The development site is located across Piedmont Road from the Lindbergh City Center project, which is a transit oriented development at MARTA’s Lindbergh Station. Another reference point is that it is immediately south of the Home Depot and Target section of Lindbergh Plaza, which Sembler demolished, rebuilt and reopened in 2006.
The proposed development would provide 216,399 square feet of residential space and 183,600 square feet of retail space. There also would be a three-acre park, which was endorsed by Livable Buckhead in the package the ARC sent to the mayor’s office.
The big box tenant would have 150,000 square feet, about the size of the Walmart in the Selig Enterprises project located at the corner of I-75 and Howell Mill Road.

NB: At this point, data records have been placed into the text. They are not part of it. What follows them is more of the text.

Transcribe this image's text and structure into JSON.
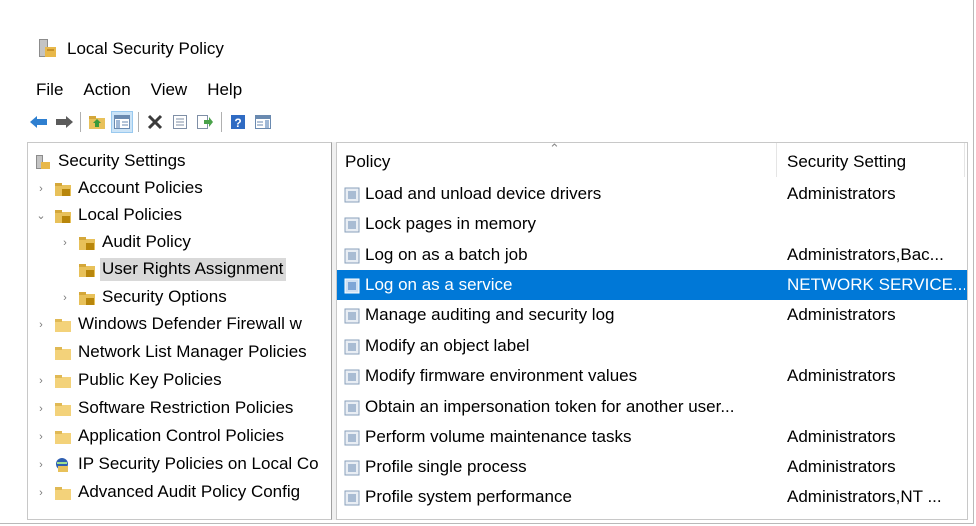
{
  "window": {
    "title": "Local Security Policy"
  },
  "menu": [
    "File",
    "Action",
    "View",
    "Help"
  ],
  "toolbar": {
    "buttons": [
      "back-arrow-icon",
      "forward-arrow-icon",
      "up-folder-icon",
      "show-hide-tree-icon",
      "delete-icon",
      "properties-icon",
      "export-list-icon",
      "help-icon",
      "show-hide-action-pane-icon"
    ]
  },
  "tree": {
    "root": "Security Settings",
    "items": [
      {
        "label": "Account Policies"
      },
      {
        "label": "Local Policies"
      },
      {
        "label": "Audit Policy"
      },
      {
        "label": "User Rights Assignment"
      },
      {
        "label": "Security Options"
      },
      {
        "label": "Windows Defender Firewall w"
      },
      {
        "label": "Network List Manager Policies"
      },
      {
        "label": "Public Key Policies"
      },
      {
        "label": "Software Restriction Policies"
      },
      {
        "label": "Application Control Policies"
      },
      {
        "label": "IP Security Policies on Local Co"
      },
      {
        "label": "Advanced Audit Policy Config"
      }
    ]
  },
  "list": {
    "columns": {
      "policy": "Policy",
      "setting": "Security Setting"
    },
    "rows": [
      {
        "policy": "Load and unload device drivers",
        "setting": "Administrators"
      },
      {
        "policy": "Lock pages in memory",
        "setting": ""
      },
      {
        "policy": "Log on as a batch job",
        "setting": "Administrators,Bac..."
      },
      {
        "policy": "Log on as a service",
        "setting": "NETWORK SERVICE..."
      },
      {
        "policy": "Manage auditing and security log",
        "setting": "Administrators"
      },
      {
        "policy": "Modify an object label",
        "setting": ""
      },
      {
        "policy": "Modify firmware environment values",
        "setting": "Administrators"
      },
      {
        "policy": "Obtain an impersonation token for another user...",
        "setting": ""
      },
      {
        "policy": "Perform volume maintenance tasks",
        "setting": "Administrators"
      },
      {
        "policy": "Profile single process",
        "setting": "Administrators"
      },
      {
        "policy": "Profile system performance",
        "setting": "Administrators,NT ..."
      }
    ]
  },
  "colors": {
    "selection": "#0078d7",
    "tree_selection": "#d9d9d9",
    "folder": "#e8c15a"
  }
}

Walmart is widely rumored to be the major tenant of the Buckhead project. The company did not respond Monday to a request for comment.
Walmart has been on a roll the past year, with its stock price climbing from just above $49 a share a year ago to just over $75 on Monday. Part of the growth stems from the company’s focus on opening in cities because it has exhausted opportunities in rural and suburban markets, according to the company.
The mayor has made glowing remarks about the company’s investment in Atlanta. At a groundbreaking ceremony this year for a store on Martin Luther King Jr. Drive, Reed noted that Walmart is strengthening the community through its investment in a shopping center that Publix left – Historic Westside Village.